Honestly if you're behind a router most "hacking" attempts can't reach you. They would have to poison your routing tables to get through Network Address Translation to reach your system.
Look at it like this, your system moves from a listed house address (direct connection to the internet) to an unlisted apartment number (NAT behind a router).
Your router grabs a live IP address from your ISP then translates it to an address on the LAN side set specifically by
ARIN (American Registry for Internet Numbers) as a black hole on the internet. Ranges of addresses are set specifically as private, unrouteable sites to keep Random Joe-a's network from conflicting with Random Joe-b's and as a first attempt at keeping us from running out of IP address space.

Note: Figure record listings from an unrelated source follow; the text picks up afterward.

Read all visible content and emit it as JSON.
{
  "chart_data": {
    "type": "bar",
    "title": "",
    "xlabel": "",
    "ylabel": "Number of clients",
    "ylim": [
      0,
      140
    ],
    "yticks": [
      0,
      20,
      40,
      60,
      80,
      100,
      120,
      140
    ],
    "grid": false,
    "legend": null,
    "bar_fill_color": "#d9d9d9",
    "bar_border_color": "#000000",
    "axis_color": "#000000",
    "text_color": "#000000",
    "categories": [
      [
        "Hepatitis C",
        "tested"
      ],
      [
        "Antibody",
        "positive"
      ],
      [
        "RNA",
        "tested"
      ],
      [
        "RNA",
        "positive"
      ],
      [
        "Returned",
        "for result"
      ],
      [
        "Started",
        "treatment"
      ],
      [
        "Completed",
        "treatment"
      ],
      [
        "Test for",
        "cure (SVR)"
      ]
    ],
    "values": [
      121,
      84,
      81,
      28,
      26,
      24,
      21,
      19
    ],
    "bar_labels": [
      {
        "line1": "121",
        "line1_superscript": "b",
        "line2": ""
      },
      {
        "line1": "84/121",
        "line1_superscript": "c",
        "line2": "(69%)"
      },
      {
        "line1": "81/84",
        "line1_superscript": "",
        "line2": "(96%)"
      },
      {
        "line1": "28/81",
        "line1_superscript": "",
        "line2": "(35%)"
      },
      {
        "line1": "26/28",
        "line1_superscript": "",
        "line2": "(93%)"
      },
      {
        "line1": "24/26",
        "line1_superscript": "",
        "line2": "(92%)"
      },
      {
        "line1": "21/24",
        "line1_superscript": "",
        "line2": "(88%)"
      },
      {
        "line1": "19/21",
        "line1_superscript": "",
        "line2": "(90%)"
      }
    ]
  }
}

This is why port forwarding is required to get some programs to work properly when connecting to a program behind a router, the router does not forward the information because it was not requested by the computer/program on the LAN side.
When a person or program attempting to access your computer scans the subnet you are on and finds the WAN interface of your router, now how does it convince the router not to follow it's own rules?
If that's possible I'd be surprised, though there are a few exceptions out there just like vulnerabilities on computers.
A firewall does stop internet access attempts out by programs on your system but doesn't doesn't see much work from the internet side on a LAN. That's why you want a firewall that watches access requests by program since any firewall simply watching ports will see any request for port 80 as your web browser, any attempt for port 25/100 as your mail client...
If someone has a different opinion on this I'd love to see more info.